A week after Mrs. Larsen's illness, it was evident beyond all doubt that Mayfield was the victim of a killer epidemic. Mayor Hilliard himself was stricken, and he sent word that he wanted Professor Maddox, Ken, and Dr. Larsen to come to his bedside.

He was like a feeble old man when they arrived. All the fire and the life had gone from his eyes, but he brightened a little as they came into the room.

"At least you are still alive," he said gruffly. "I just wanted to make sure of that fact, and I wanted to have a final understanding that it's soaked into your thick heads that nothing is to interfere with your own survival."

"We hope you're not overestimating our worth," said Professor Maddox.

"I don't know whether I am or not! All I know is that if you're not worth saving then nobody is. So, if this town is going to die, you are going to be the last ones left alive, and if you don't give me your word on this right now I'll come back and haunt you every minute you do survive!"

"In order to haunt, you have to be in the proper realm," said Professor Maddox, attempting a joke.
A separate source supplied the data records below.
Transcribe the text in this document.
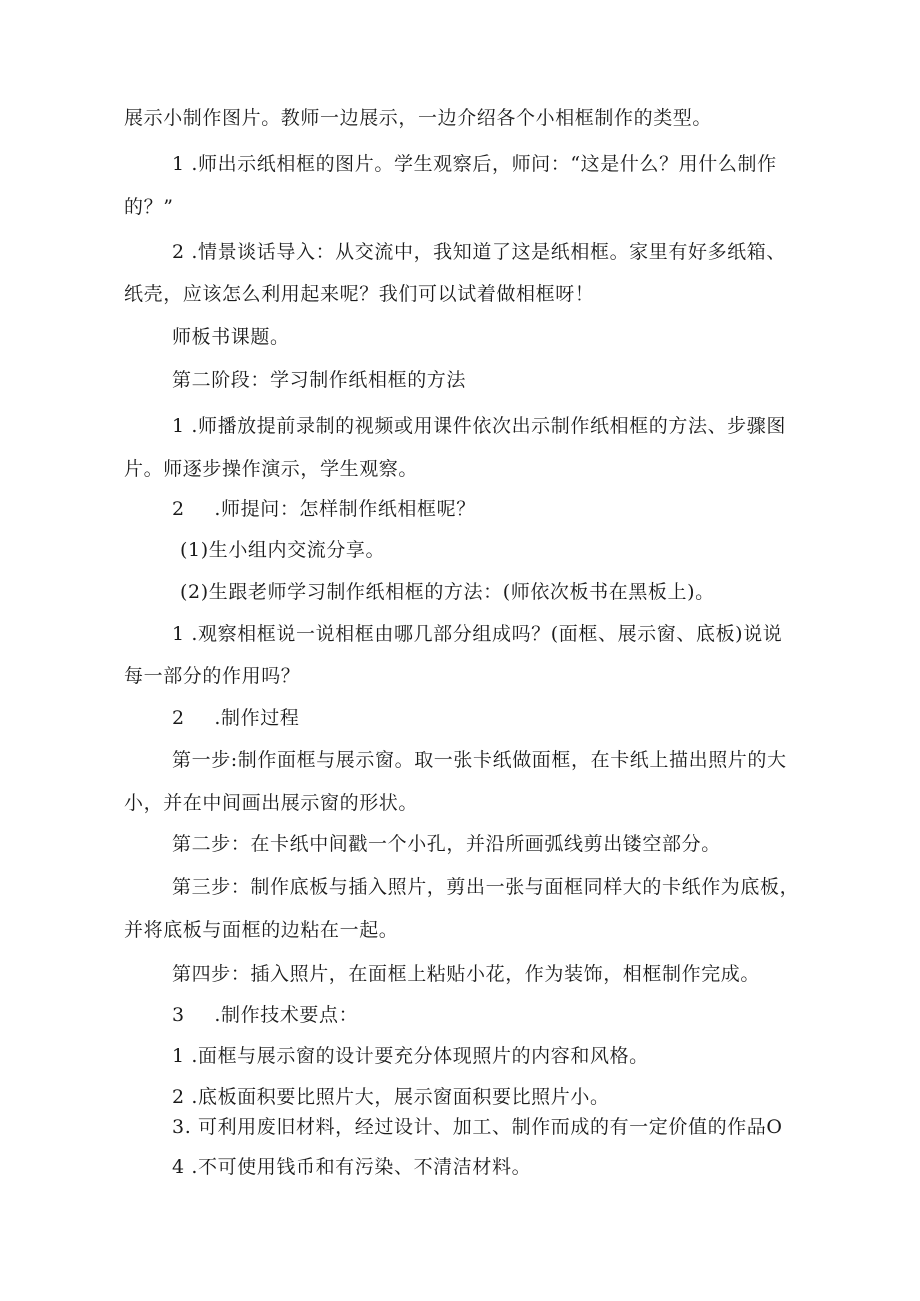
展示小制作图片。教师一边展示，一边介绍各个小相框制作的类型。
1 .师出示纸相框的图片。学生观察后，师问：“这是什么？用什么制作
的？”
2 .情景谈话导入：从交流中，我知道了这是纸相框。家里有好多纸箱、
纸壳，应该怎么利用起来呢？我们可以试着做相框呀！
师板书课题。
第二阶段：学习制作纸相框的方法
1 .师播放提前录制的视频或用课件依次出示制作纸相框的方法、步骤图
片。师逐步操作演示，学生观察。
2  .师提问：怎样制作纸相框呢？
(1)生小组内交流分享。
(2)生跟老师学习制作纸相框的方法：(师依次板书在黑板上)。
1 .观察相框说一说相框由哪几部分组成吗？(面框、展示窗、底板)说说
每一部分的作用吗？
2  .制作过程
第一步:制作面框与展示窗。取一张卡纸做面框，在卡纸上描出照片的大
小，并在中间画出展示窗的形状。
第二步：在卡纸中间戳一个小孔，并沿所画弧线剪出镂空部分。
第三步：制作底板与插入照片，剪出一张与面框同样大的卡纸作为底板，
并将底板与面框的边粘在一起。
第四步：插入照片，在面框上粘贴小花，作为装饰，相框制作完成。
3  .制作技术要点：
1 .面框与展示窗的设计要充分体现照片的内容和风格。
2 .底板面积要比照片大，展示窗面积要比照片小。
3. 可利用废旧材料，经过设计、加工、制作而成的有一定价值的作品O
4 .不可使用钱币和有污染、不清洁材料。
Mayor Hilliard sighed. "I think I can take care of that, too. I'm beat. You're close to it, but you've got to hang on. Carry on with your work on the hill. One thing more: This fellow Meggs has got to be crushed like a worm. When I go, there won't be any election. Johnson is taking over and he'll look out for you, the same as I have done."

"You're going to be all right!" said Professor Maddox. "You'll be up on your feet in another week!"

The Mayor seemed not to have heard him. He was staring at the ceiling, and there was an amused smile at the corners of his lips. "Ain't Mother Nature a funny old gal, though?" he said. "She's planned this to work out just right, and I think it's another of old Doc Aylesworth's signs that Mayfield and College Hill are going to live, so that the rest of the world will, too. It may get knocked pretty flat, but it's going to get up again."

"What are you talking about?" said Ken.

"The invasion of the nomads, and then this flu. Don't you see it? First we get our food supply knocked out, and now old Mamma Nature is going to cut the population down to match it. We tried to figure out who was going to eat and who was going to starve, and now it's going to be all figured out for us.

"Balance of nature, or something, you scientists call it, don't you?" He glanced up at the professors and Ken. "It's a wonderful thing," he said, "just absolutely wonderful!"